To include board power, enable it in code (no environment variable required):
simaai::neat::RunOptions run_opt;
run_opt.enable_board_power(); // default 100 ms sampling, auto-detects built-in profile
auto run = graph.build(inputs, simaai::neat::RunMode::Async, run_opt);
auto metrics = run.metrics();
run_opt = neat.RunOptions()
run_opt.enable_board_power() # default 100 ms sampling, auto-detects built-in profile
run = graph.build(tensor, neat.RunMode.Async, run_opt)
metrics = run.metrics()
Model::build(run_opt), Model::build(route_opt, run_opt), and Graph::build(run_opt) forward the same runtime options to the underlying Run, so one graph-level board power monitor is used instead of per-pipeline duplicate rail sampling. If you need to force a specific built-in profile, board-specific helpers remain available: enable_modalix_som_power(), enable_modalix_dvt_power().
Code
// Build a minimal Graph (Input -> Output), run a frame, read the tensor rank.
//
// Usage:
// tutorial_003_build_inference_pipeline [--width <w>] [--height <h>]
#include "neat.h"
#include <opencv2/core.hpp>
#include <iostream>
#include <stdexcept>
#include <string>
namespace {
bool get_arg(int argc, char** argv, const std::string& key, std::string& out) {
for (int i = 1; i + 1 < argc; ++i) {
if (key == argv[i]) {
out = argv[i + 1];
return true;
}
}
return false;
}
int parse_int_arg(int argc, char** argv, const std::string& key, int def) {
std::string value;
if (!get_arg(argc, argv, key, value))
return def;
return std::stoi(value);
}
} // namespace
int main(int argc, char** argv) {
try {
const int width = parse_int_arg(argc, argv, "--width", 320);
const int height = parse_int_arg(argc, argv, "--height", 240);
cv::Mat input(height, width, CV_8UC3, cv::Scalar(30, 60, 90));
if (!input.isContinuous())
input = input.clone();
simaai::neat::InputOptions in;
in.format = "RGB";
in.width = width;
in.height = height;
in.depth = 3;
in.is_live = false;
in.do_timestamp = true;
simaai::neat::RunOptions run_opt;
run_opt.output_memory = simaai::neat::OutputMemory::Owned;
// CORE LOGIC
// Compose a Graph from Input and Output nodes, then build+run one frame.
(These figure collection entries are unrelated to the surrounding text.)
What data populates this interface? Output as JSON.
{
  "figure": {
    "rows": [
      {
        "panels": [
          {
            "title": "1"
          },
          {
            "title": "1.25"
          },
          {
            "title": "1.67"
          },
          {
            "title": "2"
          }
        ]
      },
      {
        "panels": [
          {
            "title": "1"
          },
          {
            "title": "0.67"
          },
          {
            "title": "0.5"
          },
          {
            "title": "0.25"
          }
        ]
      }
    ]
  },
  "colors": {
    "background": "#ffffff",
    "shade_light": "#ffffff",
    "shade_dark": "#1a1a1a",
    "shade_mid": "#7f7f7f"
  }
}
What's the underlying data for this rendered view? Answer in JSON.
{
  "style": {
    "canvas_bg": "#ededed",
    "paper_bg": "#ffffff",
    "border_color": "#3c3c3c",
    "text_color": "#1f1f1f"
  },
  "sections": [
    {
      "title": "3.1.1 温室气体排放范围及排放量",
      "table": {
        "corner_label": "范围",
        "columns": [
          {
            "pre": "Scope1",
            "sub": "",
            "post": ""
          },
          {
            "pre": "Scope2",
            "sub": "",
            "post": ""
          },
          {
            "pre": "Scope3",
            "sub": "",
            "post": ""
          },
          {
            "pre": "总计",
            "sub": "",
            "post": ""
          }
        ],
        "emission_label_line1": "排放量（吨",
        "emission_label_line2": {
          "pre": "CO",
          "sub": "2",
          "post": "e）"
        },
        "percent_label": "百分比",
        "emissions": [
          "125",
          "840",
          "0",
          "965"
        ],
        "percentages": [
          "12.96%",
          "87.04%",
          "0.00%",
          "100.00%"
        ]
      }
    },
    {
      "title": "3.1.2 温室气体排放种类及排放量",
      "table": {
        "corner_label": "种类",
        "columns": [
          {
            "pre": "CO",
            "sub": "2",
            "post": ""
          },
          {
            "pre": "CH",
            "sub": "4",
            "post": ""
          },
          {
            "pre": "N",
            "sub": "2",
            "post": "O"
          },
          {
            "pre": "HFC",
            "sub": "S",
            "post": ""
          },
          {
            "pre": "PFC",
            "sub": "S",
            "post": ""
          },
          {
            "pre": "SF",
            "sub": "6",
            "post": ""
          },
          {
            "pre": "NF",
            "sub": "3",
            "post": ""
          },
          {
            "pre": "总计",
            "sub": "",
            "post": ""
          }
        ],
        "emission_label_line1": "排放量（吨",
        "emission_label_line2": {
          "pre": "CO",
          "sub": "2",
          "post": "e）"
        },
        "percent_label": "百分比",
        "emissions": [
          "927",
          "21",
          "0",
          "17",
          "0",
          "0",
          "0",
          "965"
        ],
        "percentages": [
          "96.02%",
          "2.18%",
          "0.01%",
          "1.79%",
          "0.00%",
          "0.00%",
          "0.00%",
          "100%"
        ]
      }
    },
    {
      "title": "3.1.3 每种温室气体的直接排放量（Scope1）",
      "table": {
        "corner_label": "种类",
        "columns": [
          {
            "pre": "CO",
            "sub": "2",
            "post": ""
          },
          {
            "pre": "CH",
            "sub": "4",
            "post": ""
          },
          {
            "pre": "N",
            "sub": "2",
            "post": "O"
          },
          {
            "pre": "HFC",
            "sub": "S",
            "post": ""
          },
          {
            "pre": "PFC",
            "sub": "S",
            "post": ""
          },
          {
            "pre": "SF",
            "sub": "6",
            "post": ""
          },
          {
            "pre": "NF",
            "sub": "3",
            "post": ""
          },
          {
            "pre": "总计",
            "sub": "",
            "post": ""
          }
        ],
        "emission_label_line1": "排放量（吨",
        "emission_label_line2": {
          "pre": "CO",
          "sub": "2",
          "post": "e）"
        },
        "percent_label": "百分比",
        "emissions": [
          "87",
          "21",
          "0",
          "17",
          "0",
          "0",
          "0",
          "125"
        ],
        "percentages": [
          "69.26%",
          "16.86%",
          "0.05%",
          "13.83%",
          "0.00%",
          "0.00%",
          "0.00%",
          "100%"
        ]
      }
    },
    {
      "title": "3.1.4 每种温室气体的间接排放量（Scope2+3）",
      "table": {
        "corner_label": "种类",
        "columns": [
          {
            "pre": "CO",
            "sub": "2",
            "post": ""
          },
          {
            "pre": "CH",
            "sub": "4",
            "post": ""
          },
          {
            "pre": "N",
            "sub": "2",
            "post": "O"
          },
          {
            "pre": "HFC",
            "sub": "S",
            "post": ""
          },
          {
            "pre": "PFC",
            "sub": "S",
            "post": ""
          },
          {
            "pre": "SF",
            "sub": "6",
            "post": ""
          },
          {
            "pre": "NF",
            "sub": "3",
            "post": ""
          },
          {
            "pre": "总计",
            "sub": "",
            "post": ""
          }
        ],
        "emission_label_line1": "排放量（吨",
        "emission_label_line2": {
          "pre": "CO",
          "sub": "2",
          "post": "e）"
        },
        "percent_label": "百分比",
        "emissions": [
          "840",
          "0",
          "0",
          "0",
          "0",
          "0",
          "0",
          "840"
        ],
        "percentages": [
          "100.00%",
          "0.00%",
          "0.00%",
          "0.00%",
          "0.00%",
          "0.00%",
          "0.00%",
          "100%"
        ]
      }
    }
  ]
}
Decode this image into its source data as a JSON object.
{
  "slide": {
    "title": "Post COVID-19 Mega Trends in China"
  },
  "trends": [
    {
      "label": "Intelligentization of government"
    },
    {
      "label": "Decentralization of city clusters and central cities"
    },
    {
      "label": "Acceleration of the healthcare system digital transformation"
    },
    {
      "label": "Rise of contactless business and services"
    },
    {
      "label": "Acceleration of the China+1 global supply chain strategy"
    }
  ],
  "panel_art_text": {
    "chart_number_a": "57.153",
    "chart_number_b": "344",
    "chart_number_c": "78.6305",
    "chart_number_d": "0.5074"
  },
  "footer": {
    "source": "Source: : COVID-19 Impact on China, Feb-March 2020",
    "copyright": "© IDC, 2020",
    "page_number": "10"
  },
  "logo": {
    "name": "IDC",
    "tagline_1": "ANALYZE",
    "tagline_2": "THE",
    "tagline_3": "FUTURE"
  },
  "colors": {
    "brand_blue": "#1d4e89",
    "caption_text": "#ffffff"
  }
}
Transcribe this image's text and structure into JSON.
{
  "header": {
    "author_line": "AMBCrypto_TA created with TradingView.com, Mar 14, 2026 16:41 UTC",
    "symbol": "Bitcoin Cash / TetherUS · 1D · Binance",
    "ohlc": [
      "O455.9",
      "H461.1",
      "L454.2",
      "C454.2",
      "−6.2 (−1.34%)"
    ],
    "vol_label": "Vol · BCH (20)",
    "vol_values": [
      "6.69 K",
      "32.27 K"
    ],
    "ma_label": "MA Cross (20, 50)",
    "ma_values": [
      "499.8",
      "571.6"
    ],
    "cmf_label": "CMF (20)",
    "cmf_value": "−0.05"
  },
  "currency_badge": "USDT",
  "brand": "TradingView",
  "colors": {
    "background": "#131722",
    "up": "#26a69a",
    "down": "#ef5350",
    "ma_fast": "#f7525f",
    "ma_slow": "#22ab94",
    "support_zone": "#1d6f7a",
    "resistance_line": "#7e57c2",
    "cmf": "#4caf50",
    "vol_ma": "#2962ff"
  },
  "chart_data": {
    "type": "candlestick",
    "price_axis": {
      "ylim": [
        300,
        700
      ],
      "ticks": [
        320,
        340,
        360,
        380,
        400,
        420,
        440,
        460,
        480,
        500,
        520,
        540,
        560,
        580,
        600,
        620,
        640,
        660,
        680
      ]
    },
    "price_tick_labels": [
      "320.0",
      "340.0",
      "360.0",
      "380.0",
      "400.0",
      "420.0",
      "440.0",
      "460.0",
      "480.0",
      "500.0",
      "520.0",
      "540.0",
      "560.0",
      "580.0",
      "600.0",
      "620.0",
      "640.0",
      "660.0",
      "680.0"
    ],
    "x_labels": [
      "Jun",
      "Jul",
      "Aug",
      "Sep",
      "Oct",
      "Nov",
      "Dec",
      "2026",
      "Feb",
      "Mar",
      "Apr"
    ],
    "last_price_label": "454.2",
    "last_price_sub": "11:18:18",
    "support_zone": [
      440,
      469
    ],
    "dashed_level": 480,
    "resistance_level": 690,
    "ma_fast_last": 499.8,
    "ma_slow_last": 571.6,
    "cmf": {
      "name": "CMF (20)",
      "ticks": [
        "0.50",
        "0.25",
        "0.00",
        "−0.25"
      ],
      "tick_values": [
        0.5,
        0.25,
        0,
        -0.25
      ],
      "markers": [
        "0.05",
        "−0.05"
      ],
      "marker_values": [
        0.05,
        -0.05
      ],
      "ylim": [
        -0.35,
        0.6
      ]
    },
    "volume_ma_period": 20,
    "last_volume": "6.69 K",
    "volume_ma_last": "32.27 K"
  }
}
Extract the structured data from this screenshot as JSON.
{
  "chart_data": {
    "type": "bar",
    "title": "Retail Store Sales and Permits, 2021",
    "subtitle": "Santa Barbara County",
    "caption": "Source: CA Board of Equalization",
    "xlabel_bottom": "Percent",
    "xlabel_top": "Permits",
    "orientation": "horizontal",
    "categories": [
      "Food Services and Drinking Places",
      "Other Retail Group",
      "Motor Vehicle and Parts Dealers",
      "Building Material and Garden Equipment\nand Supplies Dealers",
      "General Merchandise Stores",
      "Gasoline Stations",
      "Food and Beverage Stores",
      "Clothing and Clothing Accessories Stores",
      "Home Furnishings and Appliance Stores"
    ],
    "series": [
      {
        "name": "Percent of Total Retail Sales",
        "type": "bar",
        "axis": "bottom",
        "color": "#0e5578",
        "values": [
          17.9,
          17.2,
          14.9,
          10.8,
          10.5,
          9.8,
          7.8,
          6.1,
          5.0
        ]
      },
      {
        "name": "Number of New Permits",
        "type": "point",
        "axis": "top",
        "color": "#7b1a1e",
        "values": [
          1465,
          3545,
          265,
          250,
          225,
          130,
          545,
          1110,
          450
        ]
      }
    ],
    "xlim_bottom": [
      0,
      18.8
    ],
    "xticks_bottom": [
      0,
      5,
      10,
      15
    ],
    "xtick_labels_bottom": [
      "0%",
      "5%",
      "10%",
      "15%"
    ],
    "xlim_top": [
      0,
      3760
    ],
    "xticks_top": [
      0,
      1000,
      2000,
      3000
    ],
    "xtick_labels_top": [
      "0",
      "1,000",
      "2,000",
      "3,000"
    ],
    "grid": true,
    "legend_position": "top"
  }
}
simaai::neat::Graph graph;
graph.add(simaai::neat::nodes::Input(in));
graph.add(simaai::neat::nodes::Output());
auto run = graph.build(std::vector<cv::Mat>{input}, simaai::neat::RunMode::Sync, run_opt);
simaai::neat::TensorList sample = run.run(std::vector<cv::Mat>{input}, /*timeout_ms=*/1000);
if (sample.empty())
throw std::runtime_error("missing tensor output");
std::cout << "tensor_rank=" << sample.front().shape.size() << "\n";
std::cout << "[OK] 003_build_inference_pipeline\n";
return 0;
} catch (const std::exception& e) {
std::cerr << "[FAIL] " << e.what() << "\n";
return 1;
}
}